Duri i commenti del fondatore di Emergency, Gino Strada, che ha accusato il Presidente afghano Karzai di voler scacciare dal Paese con accuse false Emergency quale testimone scomodo degli "effetti collaterali" delle operazioni militari anti-talebane. L'ONG ha da sempre contrasti con le truppe straniere ed il Governo di Kabul anche per avere la "colpa" di curare i feriti indipendentemente dal loro schieramento di appartenenza.
Ambigua la condotta del Governo italiano, che prima, per bocca del Ministro degli Esteri Frattini, aveva manifestato fiducia nei confronti delle autorità afghane, salvo poi esprimere la sua insoddisfazione per le rassicurazioni ricevute. Lo stesso Frattini ha dichiarato:
"Prego che non ci sia nessun italiano che abbia direttamente o indirettamente compiuto atti di questo genere. Lo prego davvero di tutto cuore, perché sarebbe una vergogna per Italia", spingendo qualcuno a chiedersi cosa aspettasse la Farnesina a verificare l'attendibilità delle prove che Kabul sostiene di possedere.
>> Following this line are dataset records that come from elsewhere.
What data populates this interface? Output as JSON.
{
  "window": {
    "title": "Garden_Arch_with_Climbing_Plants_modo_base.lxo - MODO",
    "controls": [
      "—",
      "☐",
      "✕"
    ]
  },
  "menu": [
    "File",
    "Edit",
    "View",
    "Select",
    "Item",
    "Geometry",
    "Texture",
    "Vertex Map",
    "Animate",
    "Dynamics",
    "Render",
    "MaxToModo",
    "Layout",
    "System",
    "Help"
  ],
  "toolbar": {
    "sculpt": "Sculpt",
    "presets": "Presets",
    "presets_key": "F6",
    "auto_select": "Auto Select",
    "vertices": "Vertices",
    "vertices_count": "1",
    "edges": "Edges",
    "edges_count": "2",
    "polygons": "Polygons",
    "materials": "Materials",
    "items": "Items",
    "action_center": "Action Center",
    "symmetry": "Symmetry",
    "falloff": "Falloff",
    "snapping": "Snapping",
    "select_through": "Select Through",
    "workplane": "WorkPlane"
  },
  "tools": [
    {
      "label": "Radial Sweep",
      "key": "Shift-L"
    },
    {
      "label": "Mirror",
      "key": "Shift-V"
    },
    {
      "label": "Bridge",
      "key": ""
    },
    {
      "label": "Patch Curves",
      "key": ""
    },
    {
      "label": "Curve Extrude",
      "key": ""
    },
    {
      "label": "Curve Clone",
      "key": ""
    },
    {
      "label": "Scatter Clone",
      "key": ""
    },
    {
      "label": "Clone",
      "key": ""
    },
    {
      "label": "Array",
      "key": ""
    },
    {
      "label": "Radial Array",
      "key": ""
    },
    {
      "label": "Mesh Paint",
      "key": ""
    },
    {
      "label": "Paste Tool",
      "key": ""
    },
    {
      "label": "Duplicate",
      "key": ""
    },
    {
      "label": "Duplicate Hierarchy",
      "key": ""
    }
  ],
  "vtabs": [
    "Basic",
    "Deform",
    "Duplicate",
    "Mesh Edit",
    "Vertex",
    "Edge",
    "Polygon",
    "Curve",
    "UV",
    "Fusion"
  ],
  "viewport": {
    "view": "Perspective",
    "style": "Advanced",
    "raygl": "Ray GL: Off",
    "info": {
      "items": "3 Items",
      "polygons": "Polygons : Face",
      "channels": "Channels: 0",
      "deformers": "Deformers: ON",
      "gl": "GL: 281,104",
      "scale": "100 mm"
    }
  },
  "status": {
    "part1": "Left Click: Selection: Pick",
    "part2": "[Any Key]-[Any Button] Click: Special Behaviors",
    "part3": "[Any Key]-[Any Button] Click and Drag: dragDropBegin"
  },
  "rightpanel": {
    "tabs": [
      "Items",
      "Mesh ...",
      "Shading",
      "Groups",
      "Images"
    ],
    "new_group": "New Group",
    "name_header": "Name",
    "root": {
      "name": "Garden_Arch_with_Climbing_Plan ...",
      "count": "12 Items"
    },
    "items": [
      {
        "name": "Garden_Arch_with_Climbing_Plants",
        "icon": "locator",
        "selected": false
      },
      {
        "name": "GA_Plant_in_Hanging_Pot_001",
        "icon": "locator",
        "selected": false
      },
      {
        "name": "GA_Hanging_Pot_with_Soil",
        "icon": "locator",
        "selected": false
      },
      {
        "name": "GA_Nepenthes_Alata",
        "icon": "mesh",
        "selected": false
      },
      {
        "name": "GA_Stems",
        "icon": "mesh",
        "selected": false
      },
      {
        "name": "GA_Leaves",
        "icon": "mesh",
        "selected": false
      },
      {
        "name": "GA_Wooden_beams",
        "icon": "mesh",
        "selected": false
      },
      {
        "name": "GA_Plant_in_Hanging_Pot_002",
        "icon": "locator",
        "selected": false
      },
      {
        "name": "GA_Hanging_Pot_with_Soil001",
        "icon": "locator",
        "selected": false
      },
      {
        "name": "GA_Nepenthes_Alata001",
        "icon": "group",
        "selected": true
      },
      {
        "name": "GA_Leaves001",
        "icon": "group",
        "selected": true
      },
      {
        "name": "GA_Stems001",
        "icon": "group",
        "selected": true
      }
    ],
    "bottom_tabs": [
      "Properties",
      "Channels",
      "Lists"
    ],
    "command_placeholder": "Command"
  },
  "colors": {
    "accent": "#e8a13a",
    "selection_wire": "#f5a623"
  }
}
Il Ministro della Difesa La Russa taglia corto e consiglia a Strada di
"evitare di accusare il governo afghano, di gridare al complotto della Nato e di tirare dentro il governo italiano", nonché di prendere
"le distanze dai suoi collaboratori", perché
"può sempre succedere di avere accanto, inconsapevolmente, degli infiltrati, come le Br con il Pci o i Nar con l'Msi", come se già fosse convinto della colpevolezza dei tre, e ha rincarato la dose sostenendo che
"la storia del complotto non sta in piedi. Se le autorità afghane avessero fatto un imbroglio contro Emergency ci saremmo arrabbiati anche se il loro orientamento politico è noto a tutti. Quanti esponenti di sinistra abbiamo salvato negli scenari di guerra?". Questo a corredo delle ulteriori affermazioni di Frattini, secondo cui Strada
"parla più da politico che da medico"...
Secondo fonti giornalistiche locali, ci sarebbe stata una manifestazione della popolazione con la richiesta alle autorità della chiusura dell'ospedale, ma al momento gli unici dati corroborati da fonti accreditate riguardano il massiccio supporto offerto, per esempio, da 8500 abitanti di Anabah, nella valle afgana del Panshir (dove Emergency ha un ospedale, un centro di maternità e diciotto posti primo soccorso), che hanno sottoscritto in massa l'appello dell'organizzazione. In merito al presunto episodio, comunque, Strada dichiara:
"Fanno parte della propaganda, ci furono anche quando fu rapito il giornalista di Repubblica Daniele Mastrogiacomo, in Afghanistan non ci vuole molto; non serve nemmeno pagarle, basta andare da una cinquantina di persone e dire loro: andate a far casino in quel posto".
Oggi pomeriggio a partire dalle 14.30, intanto, è in corso una manifestazione di sostegno ad Emergency in Piazza S. Giovanni, a Roma. Molte le adesioni illustri, sia alla manifestazione che all'appello (queste ultime pubblicate assieme al form dello stesso).